1. Difficult Chinese characters to write.

Write Chinese characters
Write Chinese characters

One of the first barriers that deter beginner language learners is writing. For westerners who are used to writing letters and words in English letters, it is indeed a headache.

For all languages of the Latin family (English, German, French ……), the most basic unit is the letter. English and European languages utilize this writing system. It is also quite simplistic. It only takes 1-2 days for learners to understand the use and function of the 26 letters, punctuation marks, and spaces, all the components of the English writing system.

2. But what about the Chinese?

In Chinese, there is no basic unit corresponding to the Latin alphabet. There’s no character building in Chinese where a specific “stroke” corresponds to a specific letter.  If you want to say the most basic “morpheme” of a language, you have to calculate the radical. However, the number of radicals is much larger than that of Latin letters, although there are different ways to divide them in various dictionaries: Shuowen Jiezi has 540 parts, Kangxi Dictionary has 214 parts, and Xinhua Dictionary has 189 parts. The latest publication has become 201.

No matter which algorithm, it is much more than the number of Latin letters, but this is not the most difficult part of Chinese characters-

Even if all the radicals are memorized, combining them is still difficult. English writing is one-dimensional, and each letter is written next to the other from left to right. But Chinese characters are two-dimensional images one by one: the radicals can go up and down, one left and one right, one inside and one outside, and three or four parts can be twisted together to form a single word.

3. Write or can’t read?

It’s hard to learn to write, and people who learn Chinese will encounter the second problem: whether they can write or not.

Modern Chinese has evolved from pictographs to knowing characters. It transformed, from complete pictures to square characters. Each of these characters consists of some “morphemes”. Among these morphemes, some are knowing, some are like sounds, and some are referring.

In Chinese characters, a few can roughly guess the pronunciation from the glyphs and radicals, but most can’t. Therefore, for those whose mother tongue is Pinyin, learning Chinese is equivalent to learning two languages simultaneously. However, in this case, one is spoken Chinese and the other written Chinese. Even those who can speak fluent Chinese may not know a word.

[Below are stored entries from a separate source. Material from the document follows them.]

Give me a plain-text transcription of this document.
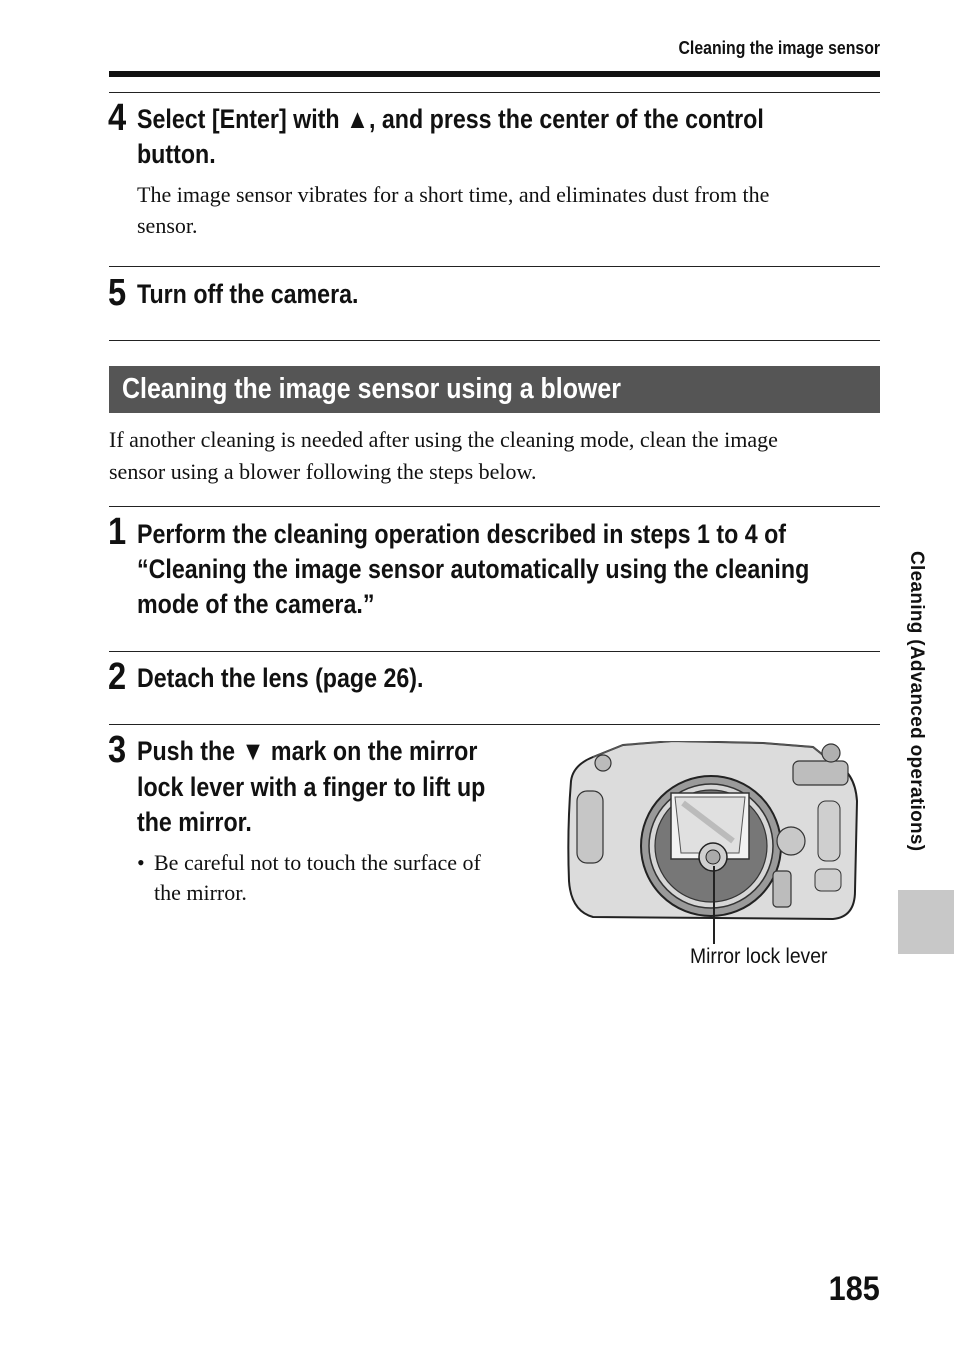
Cleaning the image sensor
4 Select [Enter] with ▲, and press the center of the control
button.
The image sensor vibrates for a short time, and eliminates dust from the
sensor.
5 Turn off the camera.
Cleaning the image sensor using a blower
If another cleaning is needed after using the cleaning mode, clean the image
sensor using a blower following the steps below.
1 Perform the cleaning operation described in steps 1 to 4 of
“Cleaning the image sensor automatically using the cleaning
mode of the camera.”
2 Detach the lens (page 26).
3 Push the ▼ mark on the mirror
lock lever with a finger to lift up
the mirror.
• Be careful not to touch the surface of
the mirror.
Mirror lock lever
Cleaning (Advanced operations)
185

4. The mental journey of learning Chinese.

Chinese learning is a long journey. You need a constant fuel of motivation to keep progressing. That is why today, we shall listen to how Chinese learners talk about Chinese learning. I hope to encourage and inspire all learners.

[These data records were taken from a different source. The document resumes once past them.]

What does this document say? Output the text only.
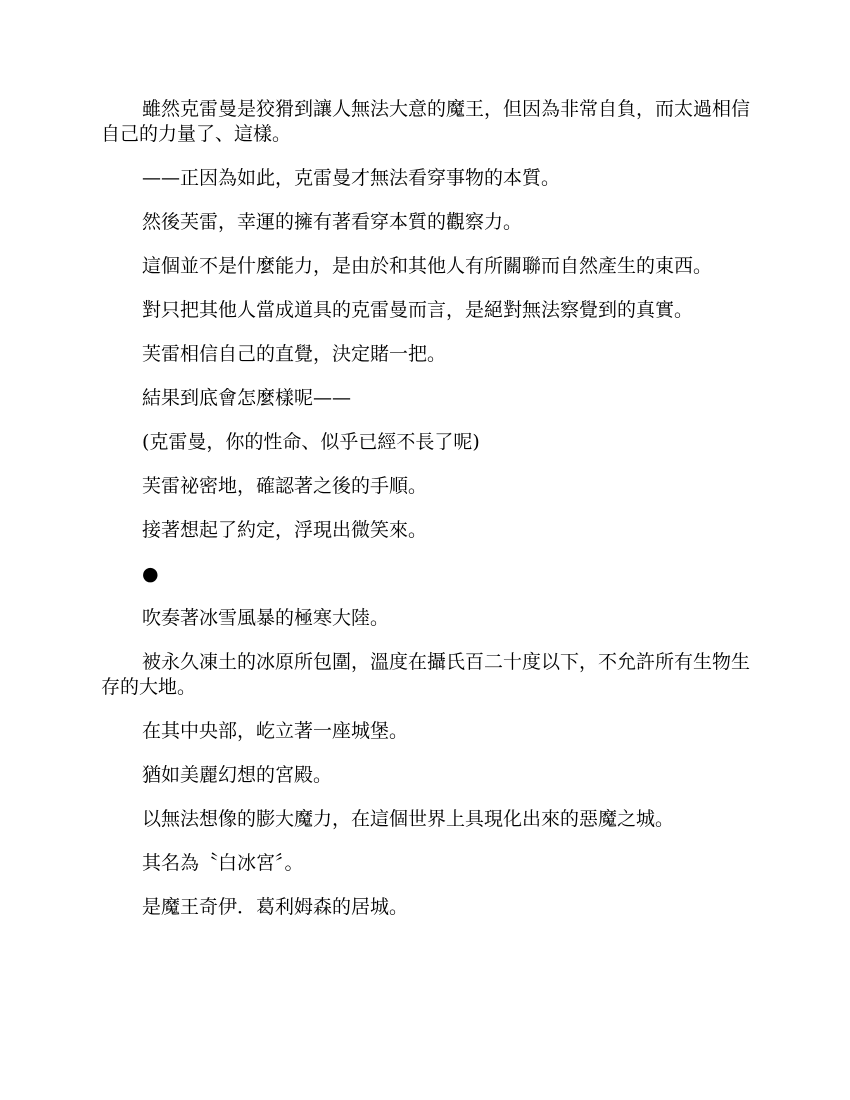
雖然克雷曼是狡猾到讓人無法大意的魔王，但因為非常自負，而太過相信自己的力量了、這樣。

——正因為如此，克雷曼才無法看穿事物的本質。

然後芙雷，幸運的擁有著看穿本質的觀察力。

這個並不是什麼能力，是由於和其他人有所關聯而自然產生的東西。

對只把其他人當成道具的克雷曼而言，是絕對無法察覺到的真實。

芙雷相信自己的直覺，決定賭一把。

結果到底會怎麼樣呢——

(克雷曼，你的性命、似乎已經不長了呢)

芙雷祕密地，確認著之後的手順。

接著想起了約定，浮現出微笑來。

●

吹奏著冰雪風暴的極寒大陸。

被永久凍土的冰原所包圍，溫度在攝氏百二十度以下，不允許所有生物生存的大地。

在其中央部，屹立著一座城堡。

猶如美麗幻想的宮殿。

以無法想像的膨大魔力，在這個世界上具現化出來的惡魔之城。

其名為〝白冰宮〞。

是魔王奇伊．葛利姆森的居城。
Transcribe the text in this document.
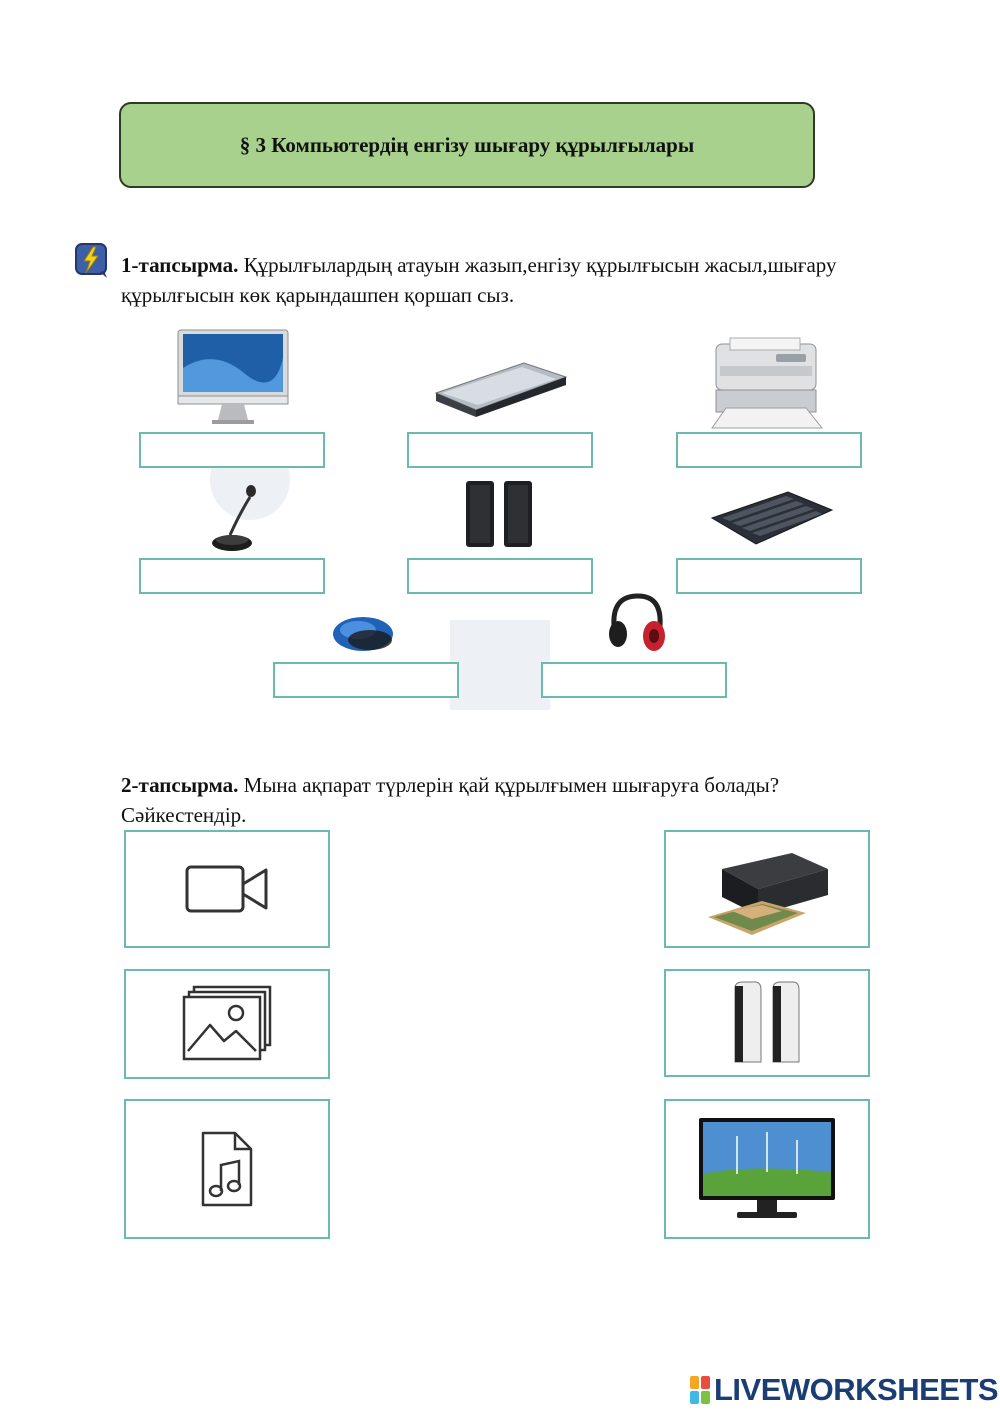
§ 3 Компьютердің енгізу шығару құрылғылары
1-тапсырма. Құрылғылардың атауын жазып,енгізу құрылғысын жасыл,шығару құрылғысын көк қарындашпен қоршап сыз.
2-тапсырма. Мына ақпарат түрлерін қай құрылғымен шығаруға болады? Сәйкестендір.
LIVEWORKSHEETS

Jolina: Actually, I studied Japanese in high school for several years, so I’m already familiar with the reading and writing of Asian languages. Of course, Mandarin is very different from Japanese, especially in the pronunciation. However, I find that Chinese grammar is not too difficult. If there’s one thing I can share with beginner language learners is to constantly immerse in the language. That is because you need a language environment to learn Chinese. I think the hardest part of learning Chinese is learning Chinese in another country.

Martin: I am a professor at Beijing Foreign Studies University, the leading foreign language and culture university in China. One day, I was chatting with Mandy, an Australian student majoring in Chinese at Tsinghua University. Mandy said that Chinese writing is difficult to understand and seems to be a string of strange and random symbols.

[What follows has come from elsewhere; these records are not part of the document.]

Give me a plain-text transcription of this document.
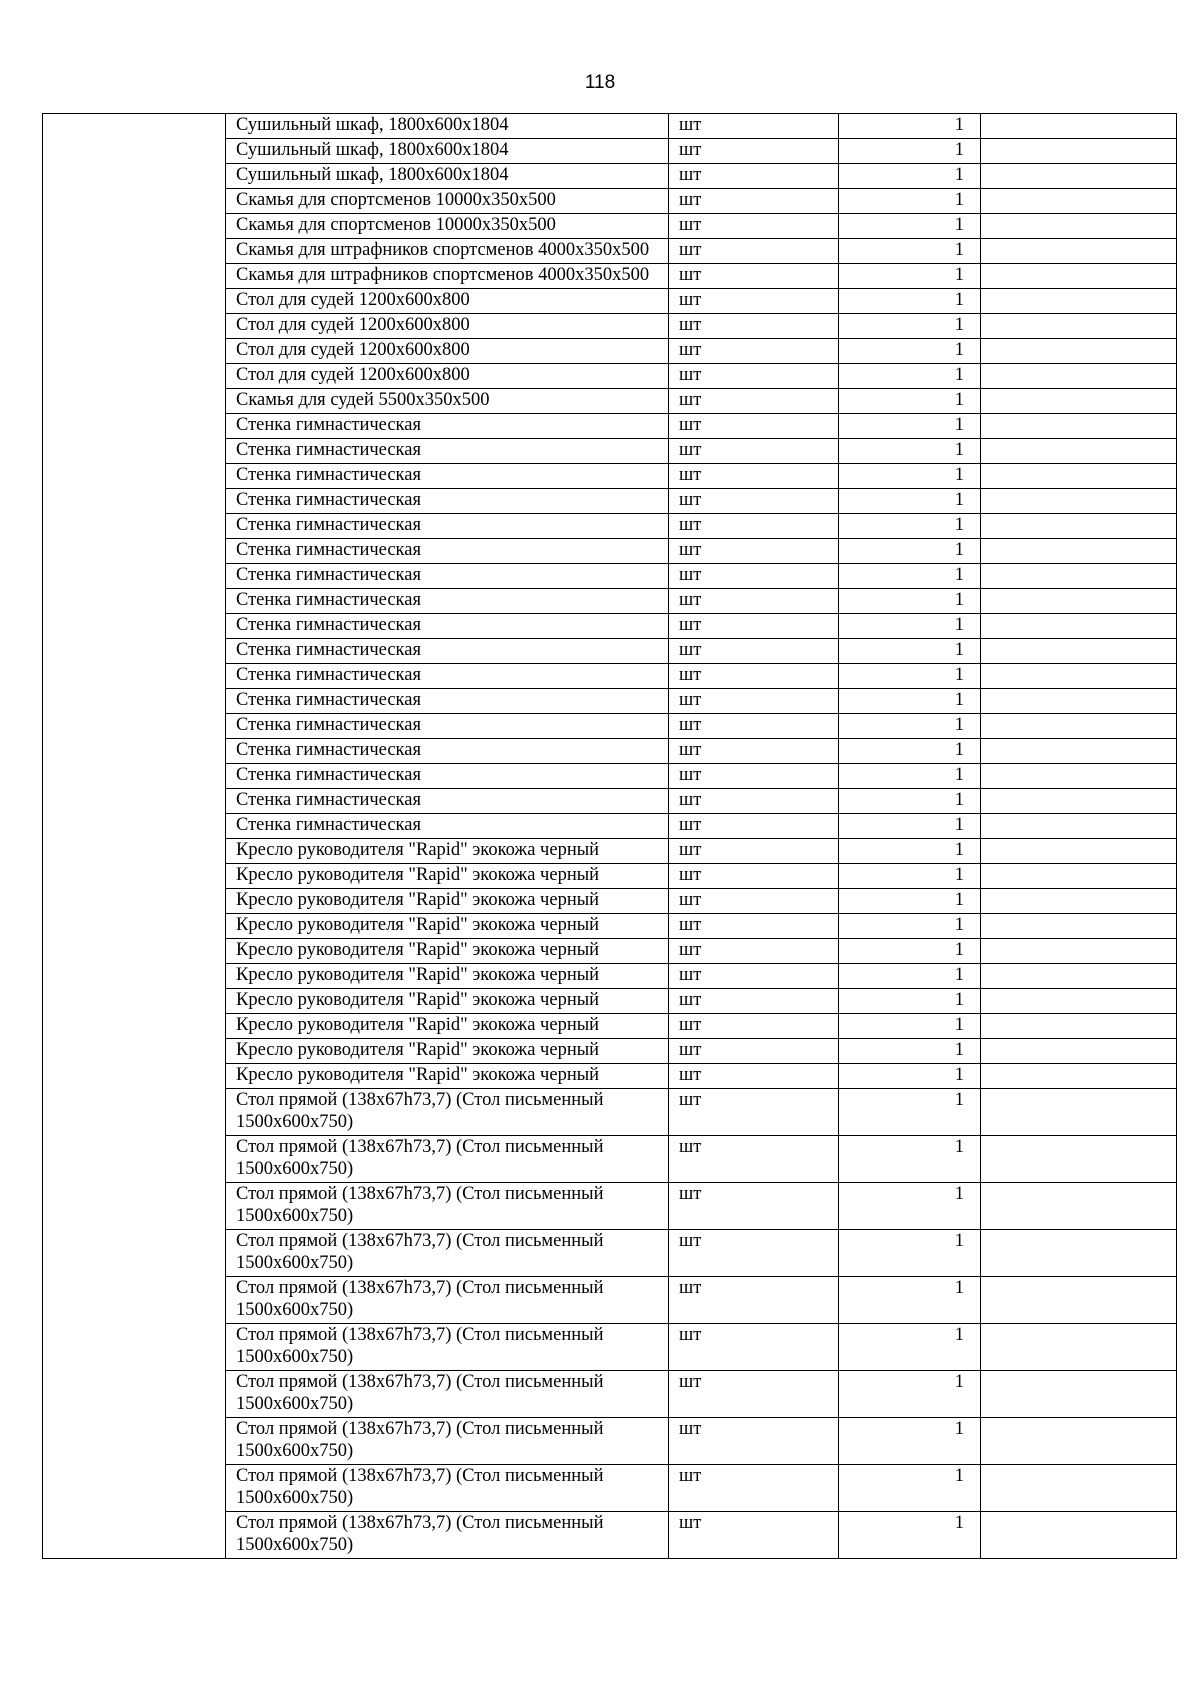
118
	Сушильный шкаф, 1800х600х1804	шт	1	
	Сушильный шкаф, 1800х600х1804	шт	1	
	Сушильный шкаф, 1800х600х1804	шт	1	
	Скамья для спортсменов 10000х350х500	шт	1	
	Скамья для спортсменов 10000х350х500	шт	1	
	Скамья для штрафников спортсменов 4000х350х500	шт	1	
	Скамья для штрафников спортсменов 4000х350х500	шт	1	
	Стол для судей 1200х600х800	шт	1	
	Стол для судей 1200х600х800	шт	1	
	Стол для судей 1200х600х800	шт	1	
	Стол для судей 1200х600х800	шт	1	
	Скамья для судей 5500х350х500	шт	1	
	Стенка гимнастическая	шт	1	
	Стенка гимнастическая	шт	1	
	Стенка гимнастическая	шт	1	
	Стенка гимнастическая	шт	1	
	Стенка гимнастическая	шт	1	
	Стенка гимнастическая	шт	1	
	Стенка гимнастическая	шт	1	
	Стенка гимнастическая	шт	1	
	Стенка гимнастическая	шт	1	
	Стенка гимнастическая	шт	1	
	Стенка гимнастическая	шт	1	
	Стенка гимнастическая	шт	1	
	Стенка гимнастическая	шт	1	
	Стенка гимнастическая	шт	1	
	Стенка гимнастическая	шт	1	
	Стенка гимнастическая	шт	1	
	Стенка гимнастическая	шт	1	
	Кресло руководителя "Rapid" экокожа черный	шт	1	
	Кресло руководителя "Rapid" экокожа черный	шт	1	
	Кресло руководителя "Rapid" экокожа черный	шт	1	
	Кресло руководителя "Rapid" экокожа черный	шт	1	
	Кресло руководителя "Rapid" экокожа черный	шт	1	
	Кресло руководителя "Rapid" экокожа черный	шт	1	
	Кресло руководителя "Rapid" экокожа черный	шт	1	
	Кресло руководителя "Rapid" экокожа черный	шт	1	
	Кресло руководителя "Rapid" экокожа черный	шт	1	
	Кресло руководителя "Rapid" экокожа черный	шт	1	
	Стол прямой (138х67h73,7) (Стол письменный 1500х600х750)	шт	1	
	Стол прямой (138х67h73,7) (Стол письменный 1500х600х750)	шт	1	
	Стол прямой (138х67h73,7) (Стол письменный 1500х600х750)	шт	1	
	Стол прямой (138х67h73,7) (Стол письменный 1500х600х750)	шт	1	
	Стол прямой (138х67h73,7) (Стол письменный 1500х600х750)	шт	1	
	Стол прямой (138х67h73,7) (Стол письменный 1500х600х750)	шт	1	
	Стол прямой (138х67h73,7) (Стол письменный 1500х600х750)	шт	1	
	Стол прямой (138х67h73,7) (Стол письменный 1500х600х750)	шт	1	
	Стол прямой (138х67h73,7) (Стол письменный 1500х600х750)	шт	1	
	Стол прямой (138х67h73,7) (Стол письменный 1500х600х750)	шт	1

But over time, like coding Apps, she figured it out. From our brief communication with Chinese, it is obvious that she has mastered five tones (one, two, three, four tones, and light tone) of Putonghua.

I’m sure her Mandarin is more fluent than mine because her grandparents are from Guangdong!

As we all know, it is difficult for westerners to learn a language that is not based on the Latin alphabet. Learning Chinese is as challenging as learning any non-native language.

Is Mandarin hard to learn? However, as long as we know the difficulties in learning this language, we can always find parallelism with our mother tongue and derive language rules from it. Through this, I believe it will be easier for everyone to learn!